Let \(\gamma \in [0,1[\) and \((y_0,1) \in S\). Then the following hold.

  1. 1.

    The sequence given by

    $$\begin{aligned} (y_{n+1},1):=&\;\mathcal {U}_\gamma (y_{n},1), \nonumber \\ \text {where}\quad \mathcal {U}_\gamma :=&\;(1-\gamma )P_S \circ T +\gamma \mathrm{Id}\end{aligned}$$

    is convergent to some \((y,1) \in \mathrm{Fix}P_S \circ T\);

  2. 2.

    The shadow sequences \((y_{n+1},\lambda _{n+1})= T(y_n,1)\) satisfy \(\lambda _n \rightarrow \lambda \) for some \(\lambda \in \left[ 0,1\right] \);

  3. 3.

    When (ii) or (iii) holds, \(\lambda = \frac{\lambda '}{1+\lambda '}\);

  4. 4.

    When (ii) holds, \(\lambda ' = 1/(\inf f)\) and \(\left( \frac{1}{\lambda _n}\right) y_n \rightarrow \left( \frac{1+\lambda '}{\lambda '}\right) y \in \mathrm{argmin}f\);

  5. 5.

    When (i) holds, \(y_n \rightarrow y \in \mathrm{argmin}f\) and \(\lambda _n \rightarrow 0\).

Proof

Fixed points: (i): Since \(\inf f=0\), any \(x \in \mathrm{argmin}f\) satisfies

$$\begin{aligned} (f^\pi (x,1)=0) \underset{(Lemma~3.1)}{\implies } ((x,1) \in \mathrm{Fix}T) \implies ((x,1) \in \mathrm{Fix}P_S \circ T). \end{aligned}$$

By Theorem 5.3, we have that (ii) \(\implies \) (iii). Either of the assumptions (iii) or (iv) guarantees existence of a fixed point of \(P_S \circ T\) by Theorem 5.2.
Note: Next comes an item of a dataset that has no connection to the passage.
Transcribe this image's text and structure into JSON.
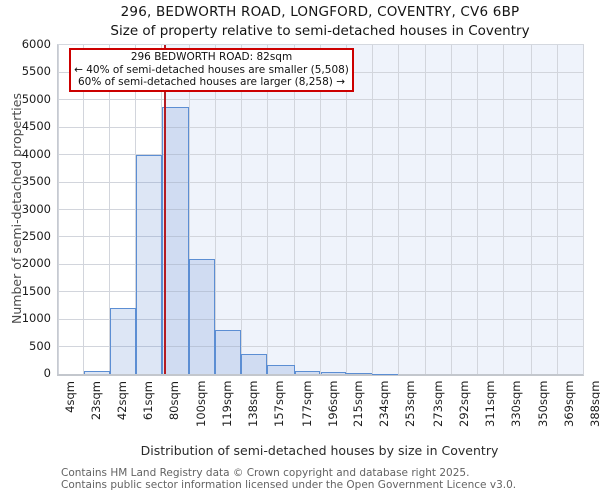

Convergence Having shown that a fixed point exists, convergence of \((y_n)_n\) is assured by Corollary 4.12, and the convergence of \((\lambda _n)_n\) is guaranteed by Corollary 4.13. The characterization of \(\lambda '\) in cases (ii) and (iii) is due to Theorems 5.2 and 5.3. \(\square \)

6.1 Further research

We suggest three further avenues of inquiry. Firstly, results on faces of fundamental sets (e.g. Theorem 5.3) are of interest in the development of more general theory. Secondly, Friedlander, Macêdo, and Pong also introduced a second algorithm, \(\mathbf {EMA}\), which is not addressed here [6]. A natural question is whether \(\mathbf {EMA}\) possesses similar properties to \({\textbf {P}}^\mathbf{4}{} {\textbf {A}}\). Finally, a motivating question is whether or not algorithms such as \({\textbf {P}}^\mathbf{4}{} {\textbf {A}}\)  may have computational advantages for certain problems.